In the afternoon argument, the Medicaid issue may be an uphill fight for the states. No lower court judge has accepted their contention that the law unconstitutionally coerces the states into spending their own tax dollars against their will.
The health law's Medicaid expansion is designed to cover 17 million uninsured people by extending eligibility to those with incomes up to 138 percent of the federal poverty line. States that don't comply with the new expansion would lose all or part of their share of federal Medicaid funding.
The issue is an important one to managed-care companies with large Medicaid businesses.
Shares of St. Louis-based Centene Corp. have almost doubled, and those of Wellcare Health Plans Inc. of Tampa, Florida, have more than doubled since Obama signed the law in March 2010 on the expectation that states with rising caseloads will turn to them to help control program spending.
“The overwhelming consensus among investors is that the expansion is likely to be upheld,” said Heldman, the analyst. “If there's any reason to believe that the conventional wisdom was wrong after the oral arguments on Wednesday, that would put heavy pressure on Medicaid managed care stocks and also probably hospitals as well.”
To get the federal portion of Medicaid funding, states must abide by the rules of the health-care program for the poor or receive waivers.
The Supreme Court in the past has given Congress broad latitude to place conditions on federal funds. In 1987, the court upheld the use of federal highway dollars to induce states to raise the drinking age to 21.
The states in the health-care case point to the 1987 majority opinion's statement that “in some circumstances the financial inducement offered by Congress might be so coercive as to pass the point at which pressure turns into compulsion.”
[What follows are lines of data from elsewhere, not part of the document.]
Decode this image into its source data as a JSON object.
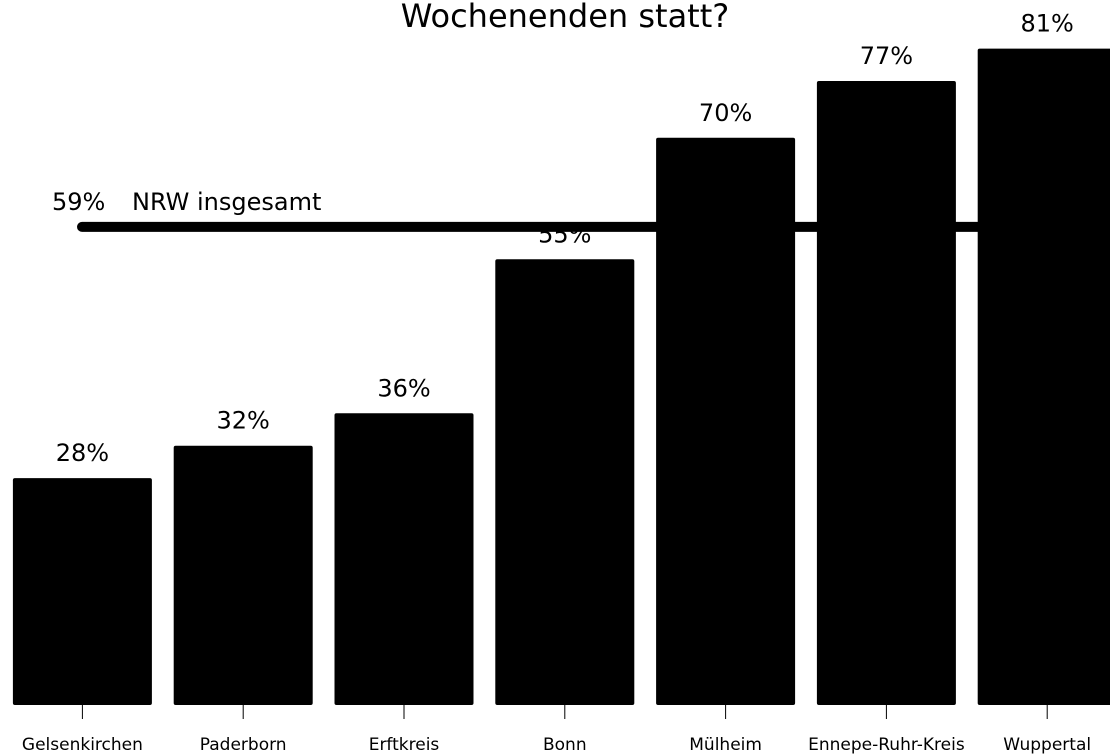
{
  "chart_data": {
    "type": "bar",
    "title": "Wochenenden statt?",
    "categories": [
      "Gelsenkirchen",
      "Paderborn",
      "Erftkreis",
      "Bonn",
      "Mülheim",
      "Ennepe-Ruhr-Kreis",
      "Wuppertal"
    ],
    "values": [
      28,
      32,
      36,
      55,
      70,
      77,
      81
    ],
    "value_labels": [
      "28%",
      "32%",
      "36%",
      "55%",
      "70%",
      "77%",
      "81%"
    ],
    "color": "#000000",
    "ylim": [
      0,
      87
    ],
    "reference_line": {
      "value": 59,
      "value_label": "59%",
      "label": "NRW insgesamt"
    }
  }
}
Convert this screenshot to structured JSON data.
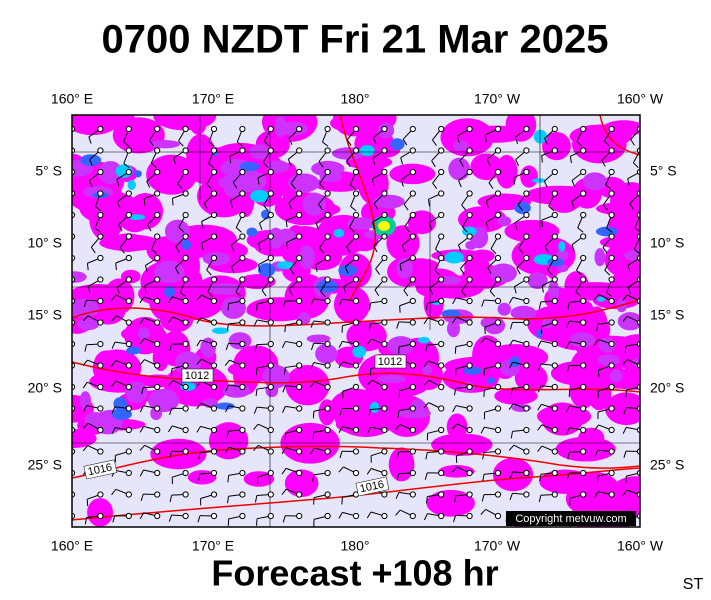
{
  "title": "0700 NZDT Fri 21 Mar 2025",
  "longitude_labels": [
    "160° E",
    "170° E",
    "180°",
    "170° W",
    "160° W"
  ],
  "latitude_labels": [
    "5° S",
    "10° S",
    "15° S",
    "20° S",
    "25° S"
  ],
  "isobar_labels": [
    "1012",
    "1012",
    "1016",
    "1016"
  ],
  "copyright": "Copyright metvuw.com",
  "footer": "Forecast +108 hr",
  "corner_label": "ST"
}
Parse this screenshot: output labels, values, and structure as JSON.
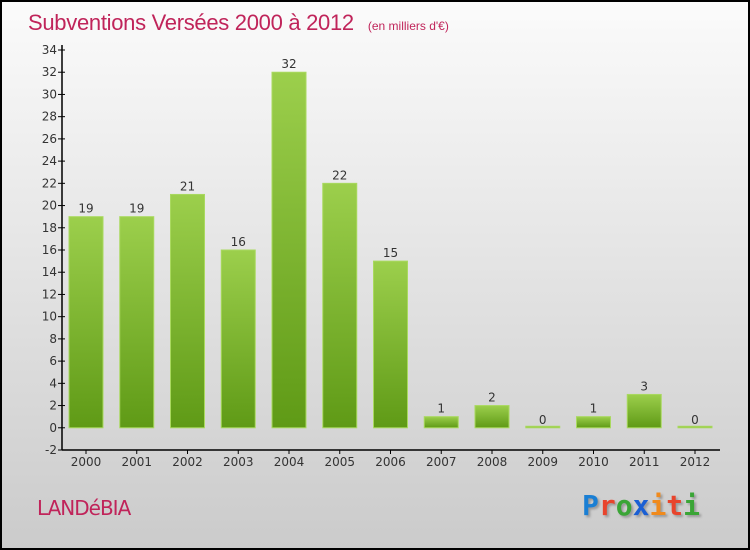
{
  "header": {
    "title": "Subventions Versées 2000 à 2012",
    "subtitle": "(en milliers d'€)"
  },
  "footer": {
    "town": "LANDéBIA",
    "logo": "Proxiti"
  },
  "colors": {
    "bar_top": "#9ccf4c",
    "bar_bottom": "#5f9a16",
    "title": "#c0245a"
  },
  "chart_data": {
    "type": "bar",
    "title": "Subventions Versées 2000 à 2012",
    "ylabel": "(en milliers d'€)",
    "xlabel": "",
    "categories": [
      "2000",
      "2001",
      "2002",
      "2003",
      "2004",
      "2005",
      "2006",
      "2007",
      "2008",
      "2009",
      "2010",
      "2011",
      "2012"
    ],
    "values": [
      19,
      19,
      21,
      16,
      32,
      22,
      15,
      1,
      2,
      0,
      1,
      3,
      0
    ],
    "ylim": [
      -2,
      34
    ],
    "yticks": [
      -2,
      0,
      2,
      4,
      6,
      8,
      10,
      12,
      14,
      16,
      18,
      20,
      22,
      24,
      26,
      28,
      30,
      32,
      34
    ],
    "grid": false
  }
}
The states say that's what has happened with the health-care law. They contend the federal government is depending on increased Medicaid participation to help meet the requirement that tens of millions of people get insurance.
“Congress created a mandate for all individuals to obtain insurance while providing no alternative to Medicaid for the most needy to obtain the mandated insurance,” Clement argued in court papers. “A program that is necessary for the satisfaction of a mandate is not voluntary.”
The Obama administration counters that the federal government would pay the entire cost until 2017, when states begin contributing a share that will eventually rise to 10 percent.
“The extension of Medicaid eligibility in the Affordable Care Act is neither unprecedented nor likely to impose significantly onerous burdens on the states,” Verrilli argued in court papers.